Inductive reasoning in organic chemistry can be somewhat hard at times, given all of the exceptions that can pop up, for example the SN2-like mechanism of opening an epoxide in basic conditions versus the acidic conditions.
For the epoxide opening in base; as you know sterics wins, and in acid the stability of the reactive transition state is our reasoning for the product observed. I believe for the NGP reactivity that stabilization of transition states is an acceptable platform to reason the important question as to exactly how this reaction happens in the first place.
lets look at the NGP example you've pulled from Wikipedia
(Awesome btw! reading organic chem on wiki for fun?!)
I have a hard time fully following your question but here's the best answer I could come up with:
I see a symmetrical transition state where the reactive-intermediate charged cyclopropyl-S-heterocycle can probably just be attacked from either side in a SN2 like fashion.

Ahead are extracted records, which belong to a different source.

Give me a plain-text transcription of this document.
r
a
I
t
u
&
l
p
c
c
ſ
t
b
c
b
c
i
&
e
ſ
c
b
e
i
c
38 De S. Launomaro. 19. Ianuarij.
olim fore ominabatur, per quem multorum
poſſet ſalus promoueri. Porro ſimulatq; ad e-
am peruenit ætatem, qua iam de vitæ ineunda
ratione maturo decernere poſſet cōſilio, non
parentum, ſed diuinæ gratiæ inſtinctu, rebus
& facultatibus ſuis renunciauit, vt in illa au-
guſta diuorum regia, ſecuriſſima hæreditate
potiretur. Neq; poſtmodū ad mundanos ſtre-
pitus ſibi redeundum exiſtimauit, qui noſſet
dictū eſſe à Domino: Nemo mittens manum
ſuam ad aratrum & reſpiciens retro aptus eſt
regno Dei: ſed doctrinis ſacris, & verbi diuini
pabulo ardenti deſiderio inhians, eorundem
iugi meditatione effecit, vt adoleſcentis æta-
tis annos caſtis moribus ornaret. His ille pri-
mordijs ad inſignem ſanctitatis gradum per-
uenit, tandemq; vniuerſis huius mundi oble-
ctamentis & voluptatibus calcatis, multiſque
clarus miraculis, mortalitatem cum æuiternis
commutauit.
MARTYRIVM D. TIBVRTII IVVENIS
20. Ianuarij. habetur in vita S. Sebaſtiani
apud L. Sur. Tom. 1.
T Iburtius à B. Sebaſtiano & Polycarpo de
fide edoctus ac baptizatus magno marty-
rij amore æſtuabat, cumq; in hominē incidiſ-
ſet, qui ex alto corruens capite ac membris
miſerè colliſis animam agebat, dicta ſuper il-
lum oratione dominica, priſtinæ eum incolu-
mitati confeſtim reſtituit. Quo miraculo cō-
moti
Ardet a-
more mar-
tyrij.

If you prefer charge polarization to be our main reasoning in the S-hetero cycle, given that it is a symmetrical substrate I believe the same product will form either way due to symmetry.
Did you read the part of that wiki article below that depicts NGP reactivity by an Alkene? The driving factor there appears to be pi-stabilization of the carbocation in the transition state.
This is a physical organic chemistry question that is not trivial. I applaud your curiosity.